I stopped suddenly when reading this and looked around the dining room I was sitting in. It was like my anger and fear stood there, like dark, controlling parents, their arms crossed, and me knowing that I must face them, along with all of the other parts of me that make up my darkness, my shadow nature: my jealousy, envy, rage, manipulative and passive-aggressive tendencies, my lying-to-look-good, me learning how to stealthily be less-than-real, my blackened and twisted sexual nature, the subtle racist ruts that seem to still run subconsciously in me, my critical and judgmental nature. An ugly image stares back at me when I look in the mirror to see all the parts of me that I like to pretend I have dealt with or that they simply aren’t there. I’ve hidden it oh-so-well…or have I?
I know it is there and that is what matters. I cannot ignore her any longer. How am I to look at all of this sickness and know it is me? The first part of shadow work, I am learning, is to illuminate all of this darkness. Become aware of it. Feel it. Know that it is all ME. That is the fucking scary part. If I can just start with my fears, that will be progress.
I am afraid to love another person intimately. I am afraid of being rejected when I am being vulnerable and naked. I am afraid of being abandoned by someone I think that I need. I am afraid of losing what I have. I have fears of being homeless and destitute. I have a fear that food will run out and my stomach will ache with pangs of hunger. I have fear of physical pain and will do anything to avoid it. I have fears that I am not enough as I am and I must still change this or that to be lovable.
Just writing these all out is helping me to face them and to ultimately integrate and accept myself, love me because that is where my healing starts. No one teaches us how to LOVE ourselves deeply, fully, unconditionally, and without any reservation. How to support ourselves emotionally. One of the ways that I have started to accept and love myself is through tapping (Emotional Freedom Technique) and it is helping me shift somehow as I tap through. “Even though I am terrified about life, I deeply, fully, and unconditionally love and accept myself. Even though I am afraid that I am twisted in my thinking and being, I deeply, fully, and unconditionally love and accept myself. Even though I don’t understand why am like this, I deeply, fully, and unconditionally love and accept myself…” Answers and new more positive patterns emerge as I go through this process.
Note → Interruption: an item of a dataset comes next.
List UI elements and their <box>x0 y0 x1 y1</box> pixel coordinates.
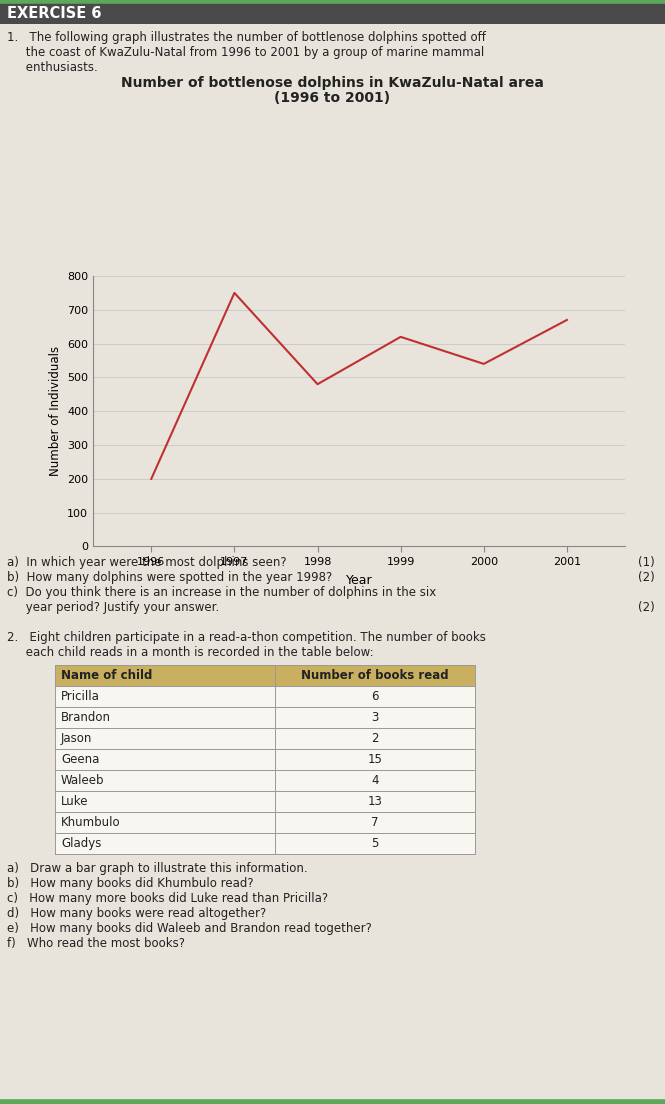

Instead of blaming the family I grew up in, or the people around me and my environment, or the whole matrix that I am beginning to be aware of more and more, I am taking ownership of my shit, and it is only from there that I can start to become whole, heal, and ultimately change these things in me. Awareness of my flaws and shortcomings, instead of continuing to pretend that they don’t exist and loving myself anyway, taking responsibility for my sickness and that parts of me that are less-than-lovely and still accepting myself, is the path to truly loving myself to an upgraded and better way of thinking and being for me.
I will be the change that I want to see on this planet and in this Universe.